Well, we’re members of these groups, too, whether we want to be or not. We don’t have to talk or anything, but I would encourage you to see people’s humanity, not just their sex or gender or any other defining characteristic. It’s demeaning to shrink an entire human down to a sound-bite. And do what you want, but we should avoid demeaning all humanity at once by simplifying something this complicated into Boys Vs. Girls. Let me give you another “for-instance”…

Recently, I saw a celebrity I won’t name say, “Tip for men, *Pro YesAllWomen explanation*…” Another guy responded by saying that the celebrity shouldn’t throw his hat into the ring so carelessly, to which the celebrity responded by deriding him and explaining YesAllWomen. Seems good, right?

Well, I would caution against making any assumptions here. The problem with the initial remark was that it was sexist. Sorry, it was. Not JUST men have this problem. We all share it. Women harass, too. The fact that women, roughly half our population, are getting harassed is everyone’s problem. However, the judgement on guys is inherent in the construction of the sentence, and if it effects you that way, then you will see it. But you might not, because it’s syntactic sub-text. It only pops out if you’re looking for it, the same way using the word “boner” here would change your perception of the phrase “pops out,” if I wanted to make a crass joke. It’s pattern-recognition working on a semantic level.

However, the sentence wasn’t meant to be about that, in reality. The sentence was about women and an issue they face. But, a sentence is written and interpreted separately, so it must be wrought carefully. When we speak on social media, we have to be clear, because we’re talking to literally everyone. We need to be sensitive, because we might be shouting at everyone on the planet that’s on Twitter, especially if we’re hashtagging, which is universal short-hand for “everyone pay attention, I’m saying a thing.”

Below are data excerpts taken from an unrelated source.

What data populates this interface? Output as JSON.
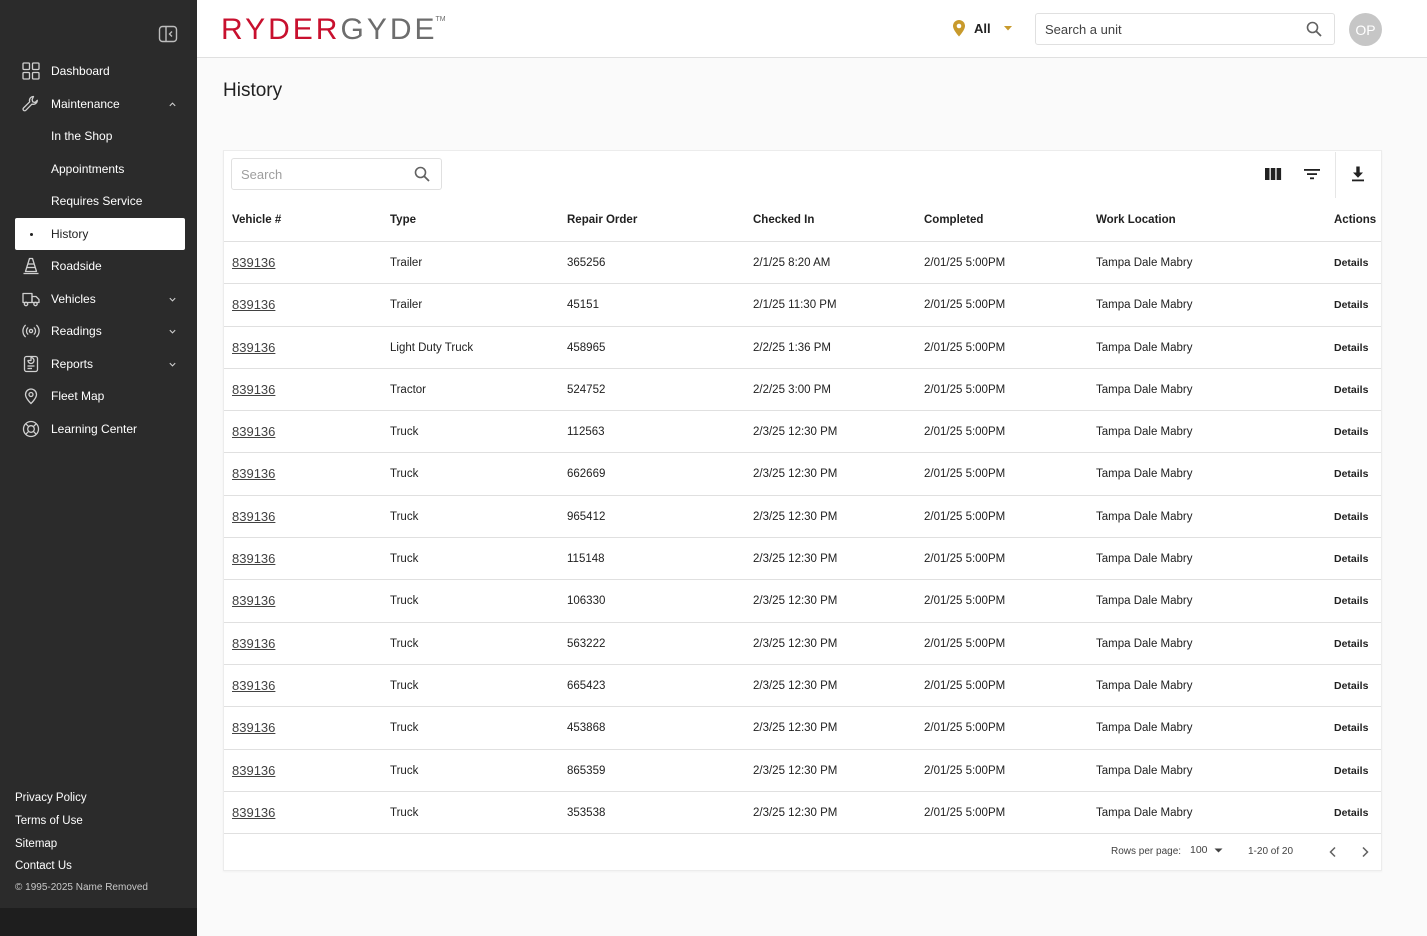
{
  "app": {
    "logo_part1": "RYDER",
    "logo_part2": "GYDE",
    "logo_tm": "TM",
    "brand_red": "#c8102e",
    "sidebar_bg": "#2b2b2b"
  },
  "sidebar": {
    "items": [
      {
        "label": "Dashboard",
        "icon": "grid-icon"
      },
      {
        "label": "Maintenance",
        "icon": "wrench-icon",
        "expanded": true
      },
      {
        "label": "In the Shop"
      },
      {
        "label": "Appointments"
      },
      {
        "label": "Requires Service"
      },
      {
        "label": "History",
        "active": true
      },
      {
        "label": "Roadside",
        "icon": "cone-icon"
      },
      {
        "label": "Vehicles",
        "icon": "truck-icon"
      },
      {
        "label": "Readings",
        "icon": "signal-icon"
      },
      {
        "label": "Reports",
        "icon": "report-icon"
      },
      {
        "label": "Fleet Map",
        "icon": "location-pin-icon"
      },
      {
        "label": "Learning Center",
        "icon": "lifebuoy-icon"
      }
    ],
    "footer": [
      "Privacy Policy",
      "Terms of Use",
      "Sitemap",
      "Contact Us"
    ],
    "copyright": "© 1995-2025 Name Removed"
  },
  "topbar": {
    "location_filter": "All",
    "search_placeholder": "Search a unit",
    "avatar_initials": "OP"
  },
  "page": {
    "title": "History"
  },
  "table": {
    "search_placeholder": "Search",
    "columns": [
      "Vehicle #",
      "Type",
      "Repair Order",
      "Checked In",
      "Completed",
      "Work Location",
      "Actions"
    ],
    "rows": [
      {
        "vehicle": "839136",
        "type": "Trailer",
        "repair_order": "365256",
        "checked_in": "2/1/25 8:20 AM",
        "completed": "2/01/25 5:00PM",
        "location": "Tampa Dale Mabry",
        "action": "Details"
      },
      {
        "vehicle": "839136",
        "type": "Trailer",
        "repair_order": "45151",
        "checked_in": "2/1/25 11:30 PM",
        "completed": "2/01/25 5:00PM",
        "location": "Tampa Dale Mabry",
        "action": "Details"
      },
      {
        "vehicle": "839136",
        "type": "Light Duty Truck",
        "repair_order": "458965",
        "checked_in": "2/2/25 1:36 PM",
        "completed": "2/01/25 5:00PM",
        "location": "Tampa Dale Mabry",
        "action": "Details"
      },
      {
        "vehicle": "839136",
        "type": "Tractor",
        "repair_order": "524752",
        "checked_in": "2/2/25 3:00 PM",
        "completed": "2/01/25 5:00PM",
        "location": "Tampa Dale Mabry",
        "action": "Details"
      },
      {
        "vehicle": "839136",
        "type": "Truck",
        "repair_order": "112563",
        "checked_in": "2/3/25 12:30 PM",
        "completed": "2/01/25 5:00PM",
        "location": "Tampa Dale Mabry",
        "action": "Details"
      },
      {
        "vehicle": "839136",
        "type": "Truck",
        "repair_order": "662669",
        "checked_in": "2/3/25 12:30 PM",
        "completed": "2/01/25 5:00PM",
        "location": "Tampa Dale Mabry",
        "action": "Details"
      },
      {
        "vehicle": "839136",
        "type": "Truck",
        "repair_order": "965412",
        "checked_in": "2/3/25 12:30 PM",
        "completed": "2/01/25 5:00PM",
        "location": "Tampa Dale Mabry",
        "action": "Details"
      },
      {
        "vehicle": "839136",
        "type": "Truck",
        "repair_order": "115148",
        "checked_in": "2/3/25 12:30 PM",
        "completed": "2/01/25 5:00PM",
        "location": "Tampa Dale Mabry",
        "action": "Details"
      },
      {
        "vehicle": "839136",
        "type": "Truck",
        "repair_order": "106330",
        "checked_in": "2/3/25 12:30 PM",
        "completed": "2/01/25 5:00PM",
        "location": "Tampa Dale Mabry",
        "action": "Details"
      },
      {
        "vehicle": "839136",
        "type": "Truck",
        "repair_order": "563222",
        "checked_in": "2/3/25 12:30 PM",
        "completed": "2/01/25 5:00PM",
        "location": "Tampa Dale Mabry",
        "action": "Details"
      },
      {
        "vehicle": "839136",
        "type": "Truck",
        "repair_order": "665423",
        "checked_in": "2/3/25 12:30 PM",
        "completed": "2/01/25 5:00PM",
        "location": "Tampa Dale Mabry",
        "action": "Details"
      },
      {
        "vehicle": "839136",
        "type": "Truck",
        "repair_order": "453868",
        "checked_in": "2/3/25 12:30 PM",
        "completed": "2/01/25 5:00PM",
        "location": "Tampa Dale Mabry",
        "action": "Details"
      },
      {
        "vehicle": "839136",
        "type": "Truck",
        "repair_order": "865359",
        "checked_in": "2/3/25 12:30 PM",
        "completed": "2/01/25 5:00PM",
        "location": "Tampa Dale Mabry",
        "action": "Details"
      },
      {
        "vehicle": "839136",
        "type": "Truck",
        "repair_order": "353538",
        "checked_in": "2/3/25 12:30 PM",
        "completed": "2/01/25 5:00PM",
        "location": "Tampa Dale Mabry",
        "action": "Details"
      }
    ],
    "pagination": {
      "rows_per_page_label": "Rows per page:",
      "rows_per_page": "100",
      "range": "1-20 of 20"
    }
  }
}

More importantly, we need to do our best to search for a poster’s meaning. It’s hard, though, because we’re working with so little information. If your friend says something insensitive, then you have a history with them that you can use to understand what they mean. On Twitter, under a hashtag, we have 140 characters and a bunch of assumptions about the culture we live in. That’s a lot of information, honestly, but cultural information does not apply directly to human beings. You need to know where culture intersects with the facts of their life. And even then, you’ll only have a caricatured understanding of them as a person, because you won’t know what their memories, habits, biology and self are.

But, YesAllWomen and NotAllMen are working on a cultural level. So, the individual often gets over-written by the cultural narrative to which ze or he or she is speaking. The only way I see to begin solving this issue is by trying really hard to understand what someone means when they’re speaking on Twitter, not just what they’re saying. This won’t solve our problems. YAW and NAM go much deeper than this issue of communication, but we do need to be able to talk to each other if we’re going to work through issues like this efficiently and thoughtfully.

Yes, all women deal with harassment, but not all men have to let that fact dictate their identity, even if it should inform it. We can just “be” without harassing each other, but we can’t ignore that it’s happening, either. I don’t know what you think of these issues, and I’m not trying to convince you of anything but the importance of listening honestly. So, whatever my thoughts on these topics really are, I’ll see you on the other side.

Trivial Punk is a white, cis-gendered male living in the upper-lower class with a University education and too much time on his hands. He likes rice, wears glasses and once fell in a lake. #Canada

I only have my perspective, and it’s horribly flawed, because it’s horribly small. Please, check this issue out, because I only see a small portion of it at once, so I could be totally off-base. Cheers!